In 2009 Government implemented a tax incentive for investors in privately owned entrepreneurial businesses in South Africa to assist small and medium sized enterprises (SMEs) with access to equity finance. Individuals, companies and trusts (any SA taxpayer) investing through approved section 12J venture capital companies can deduct the full amount of their investment from taxable income in the tax year that the investment is made.

Venture Capital Company (VCC)

South Africa’s local small and medium enterprises, which are catalysts for growing the local economy, generating revenue and subsequently creating sustainable jobs that have a positive implication for the lives of South African taxpayers. To assist these sectors in terms of equity finance, Government has implemented a tax incentive for investors in these enterprises through a venture capital company (VCC) regime.

VCCs are intended to be a marketing vehicle that will attract retail investors. An investor is any taxpayer who qualifies to invest in an approved VCC. They have the benefit of bringing together small investors as well as concentrating investment expertise in favor of the small business sector. There are no special tax benefits for the VCC itself, only standard tax rules will apply.

A company must meet all of the following preliminary requirements to be able to get a SARS approved VCC status:

  • The company must be a resident;
  • The sole object of the company must be the management of investments in qualifying companies (i.e. investees);
  • The company’s tax affairs must be in order; and
  • The company must be licensed in terms of section 8(5) of the Financial Advisory and Intermediary Services Act, 2002.

Section 12J of the Income Tax Act

Section 12J is a provision in the Income Tax Act that was introduced in 2009 introducing South African tax incentive and to address one of the main challenges to the economic growth and maintain employment.
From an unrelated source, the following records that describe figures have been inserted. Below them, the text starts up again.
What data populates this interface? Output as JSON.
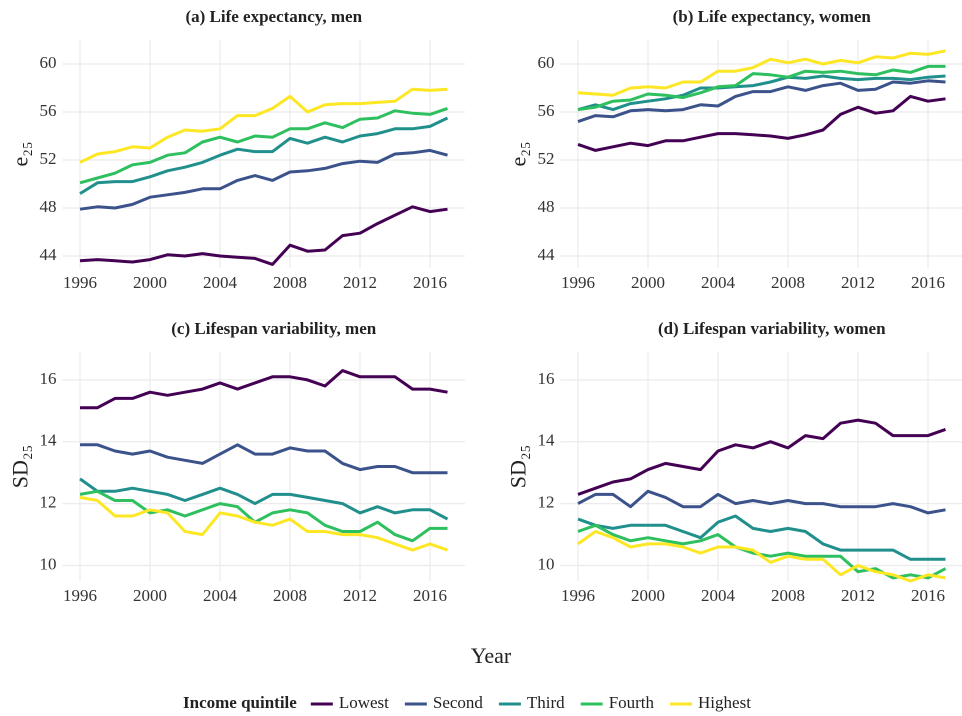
{
  "xlabel": "Year",
  "legend_title": "Income quintile",
  "chart_data": [
    {
      "type": "line",
      "title": "(a) Life expectancy, men",
      "ylabel": "e₂₅",
      "x": [
        1996,
        1997,
        1998,
        1999,
        2000,
        2001,
        2002,
        2003,
        2004,
        2005,
        2006,
        2007,
        2008,
        2009,
        2010,
        2011,
        2012,
        2013,
        2014,
        2015,
        2016,
        2017
      ],
      "xlim": [
        1995,
        2018
      ],
      "xticks": [
        1996,
        2000,
        2004,
        2008,
        2012,
        2016
      ],
      "ylim": [
        43,
        62
      ],
      "yticks": [
        44,
        48,
        52,
        56,
        60
      ],
      "grid": true,
      "series": [
        {
          "name": "Lowest",
          "color": "#440154",
          "values": [
            43.6,
            43.7,
            43.6,
            43.5,
            43.7,
            44.1,
            44.0,
            44.2,
            44.0,
            43.9,
            43.8,
            43.3,
            44.9,
            44.4,
            44.5,
            45.7,
            45.9,
            46.7,
            47.4,
            48.1,
            47.7,
            47.9
          ]
        },
        {
          "name": "Second",
          "color": "#3b528b",
          "values": [
            47.9,
            48.1,
            48.0,
            48.3,
            48.9,
            49.1,
            49.3,
            49.6,
            49.6,
            50.3,
            50.7,
            50.3,
            51.0,
            51.1,
            51.3,
            51.7,
            51.9,
            51.8,
            52.5,
            52.6,
            52.8,
            52.4
          ]
        },
        {
          "name": "Third",
          "color": "#21908c",
          "values": [
            49.2,
            50.1,
            50.2,
            50.2,
            50.6,
            51.1,
            51.4,
            51.8,
            52.4,
            52.9,
            52.7,
            52.7,
            53.8,
            53.4,
            53.9,
            53.5,
            54.0,
            54.2,
            54.6,
            54.6,
            54.8,
            55.5
          ]
        },
        {
          "name": "Fourth",
          "color": "#2ebf5f",
          "values": [
            50.1,
            50.5,
            50.9,
            51.6,
            51.8,
            52.4,
            52.6,
            53.5,
            53.9,
            53.5,
            54.0,
            53.9,
            54.6,
            54.6,
            55.1,
            54.7,
            55.4,
            55.5,
            56.1,
            55.9,
            55.8,
            56.3
          ]
        },
        {
          "name": "Highest",
          "color": "#fde725",
          "values": [
            51.8,
            52.5,
            52.7,
            53.1,
            53.0,
            53.9,
            54.5,
            54.4,
            54.6,
            55.7,
            55.7,
            56.3,
            57.3,
            56.0,
            56.6,
            56.7,
            56.7,
            56.8,
            56.9,
            57.9,
            57.8,
            57.9
          ]
        }
      ]
    },
    {
      "type": "line",
      "title": "(b) Life expectancy, women",
      "ylabel": "e₂₅",
      "x": [
        1996,
        1997,
        1998,
        1999,
        2000,
        2001,
        2002,
        2003,
        2004,
        2005,
        2006,
        2007,
        2008,
        2009,
        2010,
        2011,
        2012,
        2013,
        2014,
        2015,
        2016,
        2017
      ],
      "xlim": [
        1995,
        2018
      ],
      "xticks": [
        1996,
        2000,
        2004,
        2008,
        2012,
        2016
      ],
      "ylim": [
        43,
        62
      ],
      "yticks": [
        44,
        48,
        52,
        56,
        60
      ],
      "grid": true,
      "series": [
        {
          "name": "Lowest",
          "color": "#440154",
          "values": [
            53.3,
            52.8,
            53.1,
            53.4,
            53.2,
            53.6,
            53.6,
            53.9,
            54.2,
            54.2,
            54.1,
            54.0,
            53.8,
            54.1,
            54.5,
            55.8,
            56.4,
            55.9,
            56.1,
            57.3,
            56.9,
            57.1
          ]
        },
        {
          "name": "Second",
          "color": "#3b528b",
          "values": [
            55.2,
            55.7,
            55.6,
            56.1,
            56.2,
            56.1,
            56.2,
            56.6,
            56.5,
            57.3,
            57.7,
            57.7,
            58.1,
            57.8,
            58.2,
            58.4,
            57.8,
            57.9,
            58.5,
            58.4,
            58.6,
            58.5
          ]
        },
        {
          "name": "Third",
          "color": "#21908c",
          "values": [
            56.2,
            56.6,
            56.2,
            56.7,
            56.9,
            57.1,
            57.4,
            58.0,
            58.0,
            58.1,
            58.2,
            58.5,
            58.9,
            58.8,
            59.0,
            58.8,
            58.7,
            58.8,
            58.8,
            58.7,
            58.9,
            59.0
          ]
        },
        {
          "name": "Fourth",
          "color": "#2ebf5f",
          "values": [
            56.2,
            56.4,
            56.9,
            57.0,
            57.5,
            57.4,
            57.2,
            57.6,
            58.1,
            58.2,
            59.2,
            59.1,
            58.9,
            59.4,
            59.3,
            59.4,
            59.2,
            59.1,
            59.5,
            59.3,
            59.8,
            59.8
          ]
        },
        {
          "name": "Highest",
          "color": "#fde725",
          "values": [
            57.6,
            57.5,
            57.4,
            58.0,
            58.1,
            58.0,
            58.5,
            58.5,
            59.4,
            59.4,
            59.7,
            60.4,
            60.1,
            60.4,
            60.0,
            60.3,
            60.1,
            60.6,
            60.5,
            60.9,
            60.8,
            61.1
          ]
        }
      ]
    },
    {
      "type": "line",
      "title": "(c) Lifespan variability, men",
      "ylabel": "SD₂₅",
      "x": [
        1996,
        1997,
        1998,
        1999,
        2000,
        2001,
        2002,
        2003,
        2004,
        2005,
        2006,
        2007,
        2008,
        2009,
        2010,
        2011,
        2012,
        2013,
        2014,
        2015,
        2016,
        2017
      ],
      "xlim": [
        1995,
        2018
      ],
      "xticks": [
        1996,
        2000,
        2004,
        2008,
        2012,
        2016
      ],
      "ylim": [
        9.5,
        16.9
      ],
      "yticks": [
        10,
        12,
        14,
        16
      ],
      "grid": true,
      "series": [
        {
          "name": "Lowest",
          "color": "#440154",
          "values": [
            15.1,
            15.1,
            15.4,
            15.4,
            15.6,
            15.5,
            15.6,
            15.7,
            15.9,
            15.7,
            15.9,
            16.1,
            16.1,
            16.0,
            15.8,
            16.3,
            16.1,
            16.1,
            16.1,
            15.7,
            15.7,
            15.6
          ]
        },
        {
          "name": "Second",
          "color": "#3b528b",
          "values": [
            13.9,
            13.9,
            13.7,
            13.6,
            13.7,
            13.5,
            13.4,
            13.3,
            13.6,
            13.9,
            13.6,
            13.6,
            13.8,
            13.7,
            13.7,
            13.3,
            13.1,
            13.2,
            13.2,
            13.0,
            13.0,
            13.0
          ]
        },
        {
          "name": "Third",
          "color": "#21908c",
          "values": [
            12.8,
            12.4,
            12.4,
            12.5,
            12.4,
            12.3,
            12.1,
            12.3,
            12.5,
            12.3,
            12.0,
            12.3,
            12.3,
            12.2,
            12.1,
            12.0,
            11.7,
            11.9,
            11.7,
            11.8,
            11.8,
            11.5
          ]
        },
        {
          "name": "Fourth",
          "color": "#2ebf5f",
          "values": [
            12.3,
            12.4,
            12.1,
            12.1,
            11.7,
            11.8,
            11.6,
            11.8,
            12.0,
            11.9,
            11.4,
            11.7,
            11.8,
            11.7,
            11.3,
            11.1,
            11.1,
            11.4,
            11.0,
            10.8,
            11.2,
            11.2
          ]
        },
        {
          "name": "Highest",
          "color": "#fde725",
          "values": [
            12.2,
            12.1,
            11.6,
            11.6,
            11.8,
            11.7,
            11.1,
            11.0,
            11.7,
            11.6,
            11.4,
            11.3,
            11.5,
            11.1,
            11.1,
            11.0,
            11.0,
            10.9,
            10.7,
            10.5,
            10.7,
            10.5
          ]
        }
      ]
    },
    {
      "type": "line",
      "title": "(d) Lifespan variability, women",
      "ylabel": "SD₂₅",
      "x": [
        1996,
        1997,
        1998,
        1999,
        2000,
        2001,
        2002,
        2003,
        2004,
        2005,
        2006,
        2007,
        2008,
        2009,
        2010,
        2011,
        2012,
        2013,
        2014,
        2015,
        2016,
        2017
      ],
      "xlim": [
        1995,
        2018
      ],
      "xticks": [
        1996,
        2000,
        2004,
        2008,
        2012,
        2016
      ],
      "ylim": [
        9.5,
        16.9
      ],
      "yticks": [
        10,
        12,
        14,
        16
      ],
      "grid": true,
      "series": [
        {
          "name": "Lowest",
          "color": "#440154",
          "values": [
            12.3,
            12.5,
            12.7,
            12.8,
            13.1,
            13.3,
            13.2,
            13.1,
            13.7,
            13.9,
            13.8,
            14.0,
            13.8,
            14.2,
            14.1,
            14.6,
            14.7,
            14.6,
            14.2,
            14.2,
            14.2,
            14.4
          ]
        },
        {
          "name": "Second",
          "color": "#3b528b",
          "values": [
            12.0,
            12.3,
            12.3,
            11.9,
            12.4,
            12.2,
            11.9,
            11.9,
            12.3,
            12.0,
            12.1,
            12.0,
            12.1,
            12.0,
            12.0,
            11.9,
            11.9,
            11.9,
            12.0,
            11.9,
            11.7,
            11.8
          ]
        },
        {
          "name": "Third",
          "color": "#21908c",
          "values": [
            11.5,
            11.3,
            11.2,
            11.3,
            11.3,
            11.3,
            11.1,
            10.9,
            11.4,
            11.6,
            11.2,
            11.1,
            11.2,
            11.1,
            10.7,
            10.5,
            10.5,
            10.5,
            10.5,
            10.2,
            10.2,
            10.2
          ]
        },
        {
          "name": "Fourth",
          "color": "#2ebf5f",
          "values": [
            11.1,
            11.3,
            11.0,
            10.8,
            10.9,
            10.8,
            10.7,
            10.8,
            11.0,
            10.6,
            10.4,
            10.3,
            10.4,
            10.3,
            10.3,
            10.3,
            9.8,
            9.9,
            9.6,
            9.7,
            9.6,
            9.9
          ]
        },
        {
          "name": "Highest",
          "color": "#fde725",
          "values": [
            10.7,
            11.1,
            10.9,
            10.6,
            10.7,
            10.7,
            10.6,
            10.4,
            10.6,
            10.6,
            10.5,
            10.1,
            10.3,
            10.2,
            10.2,
            9.7,
            10.0,
            9.8,
            9.7,
            9.5,
            9.7,
            9.6
          ]
        }
      ]
    }
  ]
}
The use of this incentive is growing quickly: The tax year ended February 2017 saw more section 12J tax vehicles registered than the cumulative total since its introduction in 2009

The tax incentive essentially provides South African taxpayers with a 100% tax deduction on the amount invested into Section 12J VCCs. This allows any South African taxpayer (individual, company or trust) to claim tax relief of up to 45% on their investment amount, thus reducing their capital at risk to a minimum of 55% of their original investment amount.

Recently National Treasury implemented a number of amendments to narrow the scope for potential abuse which is effective form 1 January 2019. The tighter legislation has led to greater certainty and has been a positive development for compliant VCCs. An External Guide will also help taxpayers to know further information about Venture Capital Companies (VCC).